En 2000, je l'avais contacté une première fois
après avoir lu un de ses textes dans L'Igloo
dans la dune de Guy Ferdinande. Puis nous nous sommes
rencontrés en février 2001 au Théâtre
"Le Biplan", à "Wazemmes,
au cours d'une soirée organisée par l'association
"L'Antre à souffle". Le comédien François
Marzynski y présentait, une "lecture-spectacle de
poésie contemporaine" avec des textes de Jean L'Anselme,
En tant que Roi des Cons je pense finir Empereur. J'ai
beaucoup ri au cours de cette soirée. Le peintre bruxellois
Philippe G. Brahy, qui venait d'éditer dans sa revue
Dixformes-Informes un mini fac-similé de "Peuple
et poésie", en profita pour adresser à
Jean un éloge aussi drôle qu'émouvant. Quant
à notre futur empereur, en pédagogue malicieux
qu'il n'avait pas cessé d'être, il n'hésita
pas malgré l'heure tardive à nous donner une leçon
d'histoire de l'humour qui fut fort appréciée.
Lors de la création de
la Nouvelle
Revue Moderne,
c'est tout naturellement que j'ai écrit à Jean,
qui ne s'est pas fait prier pour m'envoyer des textes inédits
et apporter son soutien à la revue dont il fut un des
premiers et fidèles abonnés. Il a aussi donné
des poèmes à Roxane, alors âgée de
douze ans, pour sa première revue, La
Petite fleur sauvage.
Il m'avait adressé
une petite bio que je ne peux relire sans émotion :
"Jean L'Anselme est né
curieusement un 31 décembre à minuit, tout à
fait par hasard près d'Amiens, en 1919 (
). Il est
aussi fier d'être picard qu'un buf est fier d'être
bourguignon.
Il eut pour tâche, pendant
40 ans, de défendre la culture française dans
un Ministère alors que, paradoxalement, le peintre Dubuffet,
qu'il connut très tôt, dénonçait
de son côté "l'asphyxiante culture".
Dans son sillage, il guerroya alors toute sa vie contre ceux
qui en "intoxiquaient" la littérature.
Par antithèse et par
moquerie, il arriva à prendre des positions aussi impertinentes
et suicidaires que "Plus ils seront intelligents, plus
je serai bête" et, à l'instar de Dada et Dubuffet,
il réhabilita le laid ! "C'est avec le laid que
je ferai maintenant mon beurre".
Il a publié plus de
40 ouvrages, principalement de poésie, un essai sur l'humour,
des albums pour la jeunesse, des chansons. (
) "Il
est buté, têtu et bourré d'idées
fixes au risque de passer pour un imbécile puisqu'il
n'en change jamais."
La collaboration de Jean lui-même
et les contributions de François Huglo, Jean-Louis Lanoux
et Philippe G. Brahy ont rendu possible l'édition d'un
numéro spécial de la NRM,
aujourd'hui épuisé, que j'ai illustré de
mes collages [La NRM Hors-série
n° 2- Décembre 2002 : "Jean
L'Anselme Vive la poésie"].
À
l'occasion de sa sortie, grâce à l'enthousiasme
de Didier Deroeux, animateur de la librairie Solstices à
Lille, nous avions organisé une lecture
avec lui (les photos qui illustrent la page Jean L'Anselme
sur notre site ont été prises lors de cette rencontre).

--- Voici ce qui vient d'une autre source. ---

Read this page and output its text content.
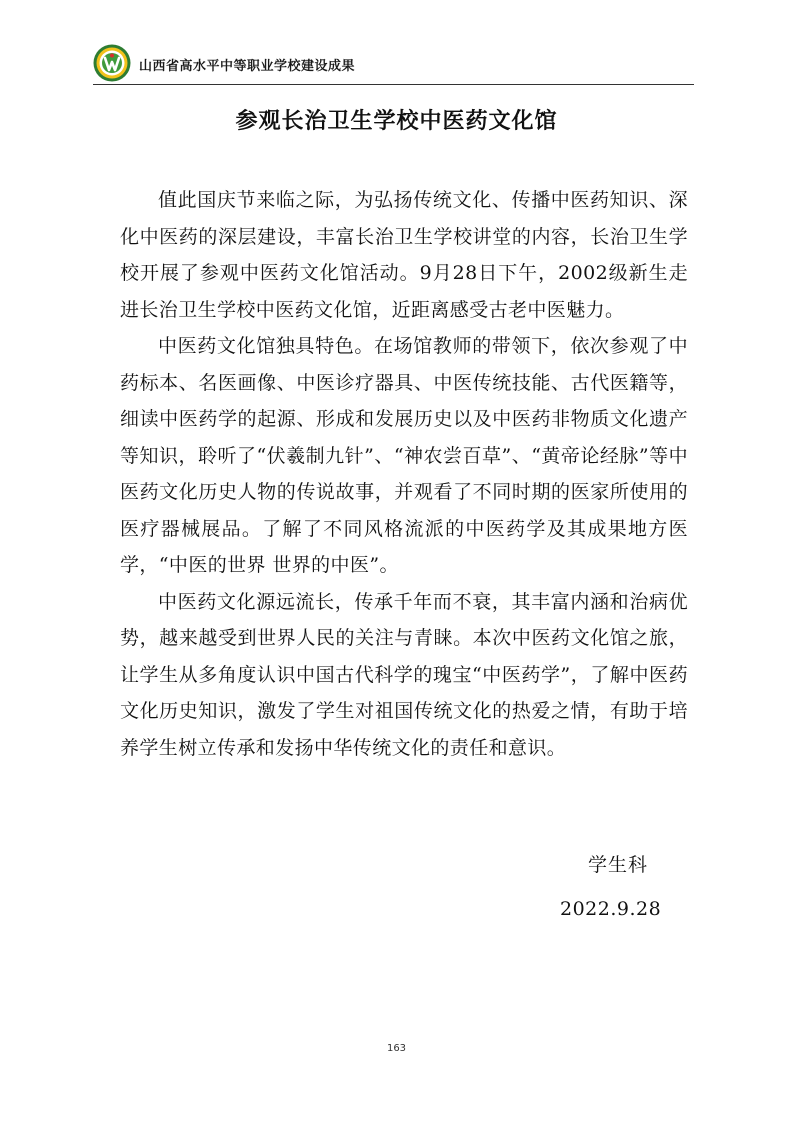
山西省高水平中等职业学校建设成果
参观长治卫生学校中医药文化馆

值此国庆节来临之际，为弘扬传统文化、传播中医药知识、深化中医药的深层建设，丰富长治卫生学校讲堂的内容，长治卫生学校开展了参观中医药文化馆活动。9月28日下午，2002级新生走进长治卫生学校中医药文化馆，近距离感受古老中医魅力。

中医药文化馆独具特色。在场馆教师的带领下，依次参观了中药标本、名医画像、中医诊疗器具、中医传统技能、古代医籍等，细读中医药学的起源、形成和发展历史以及中医药非物质文化遗产等知识，聆听了“伏羲制九针”、“神农尝百草”、“黄帝论经脉”等中医药文化历史人物的传说故事，并观看了不同时期的医家所使用的医疗器械展品。了解了不同风格流派的中医药学及其成果地方医学，“中医的世界 世界的中医”。

中医药文化源远流长，传承千年而不衰，其丰富内涵和治病优势，越来越受到世界人民的关注与青睐。本次中医药文化馆之旅，让学生从多角度认识中国古代科学的瑰宝“中医药学”，了解中医药文化历史知识，激发了学生对祖国传统文化的热爱之情，有助于培养学生树立传承和发扬中华传统文化的责任和意识。

学生科
2022.9.28
163
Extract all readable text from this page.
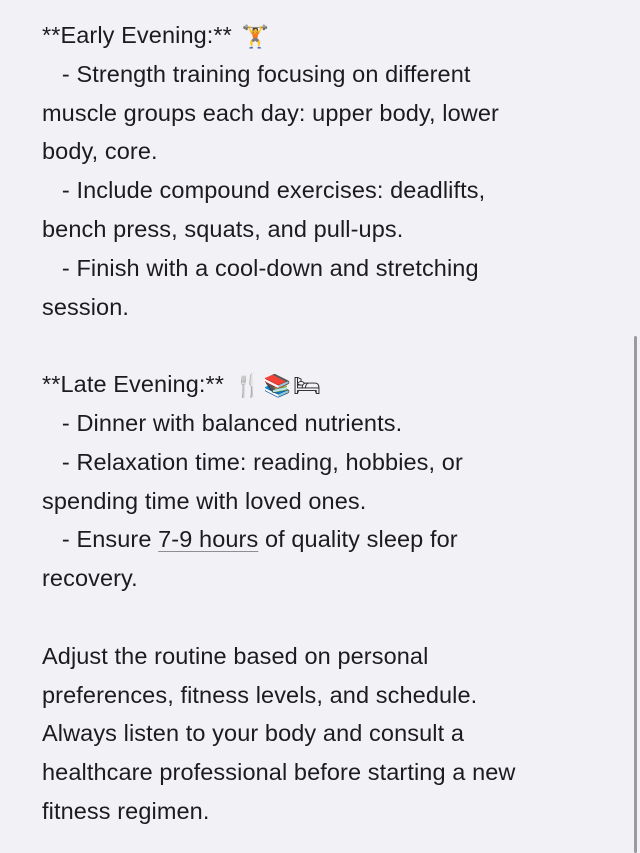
**Early Evening:** 🏋
- Strength training focusing on different
muscle groups each day: upper body, lower
body, core.
- Include compound exercises: deadlifts,
bench press, squats, and pull-ups.
- Finish with a cool-down and stretching
session.
**Late Evening:** 🍴📚🛏
- Dinner with balanced nutrients.
- Relaxation time: reading, hobbies, or
spending time with loved ones.
- Ensure 7-9 hours of quality sleep for
recovery.
Adjust the routine based on personal
preferences, fitness levels, and schedule.
Always listen to your body and consult a
healthcare professional before starting a new
fitness regimen.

Didier Deroeux avait réuni une jolie collection de livres
anciens et récents de Jean L'Anselme qui se sont vendus
comme du bon pain.
Une véritable amitié
s'est nouée entre nous et Jean, au fil des ans, a continué
à m'envoyer des textes, régulièrement publiés
dans la NRM. Certains ont été
réunis avec d'autres dans Ça
ne casse pas trois pattes à un canard et après
? (2004) et Con
comme la lune (2008), ses derniers livres parus aux
éditions Rougerie. En attendant, peut-être ? le
recueil de "soldes avant liquidation" qu'un de ses
courriers m'annonçait en 2011. À chaque envoi
de la revue, il prenait la peine d'écrire une petite
lettre, pour dire ce qu'il avait aimé et pour renouveler
ses encouragements à nos explorations lunaires.
Ainsi, le 2 janvier 2011 :
"Cher
Philippe,
Merci pour tes vux et d'avoir fêté
mon anniversaire généreusement en me publiant.
Si je regarde dans mon rétroviseur, je constate
que la "Nouvelle Revue
Moderne" a été ma meilleure terre d'accueil
pour mes "pensées".
Je te souhaite longue route sur ce chemin de plus en plus
difficile. L'écrit bat de l'aile, la communication
change et bouscule les échanges. Cela commence
à se dire.
Mon âge avance et bouscule aussi ma santé.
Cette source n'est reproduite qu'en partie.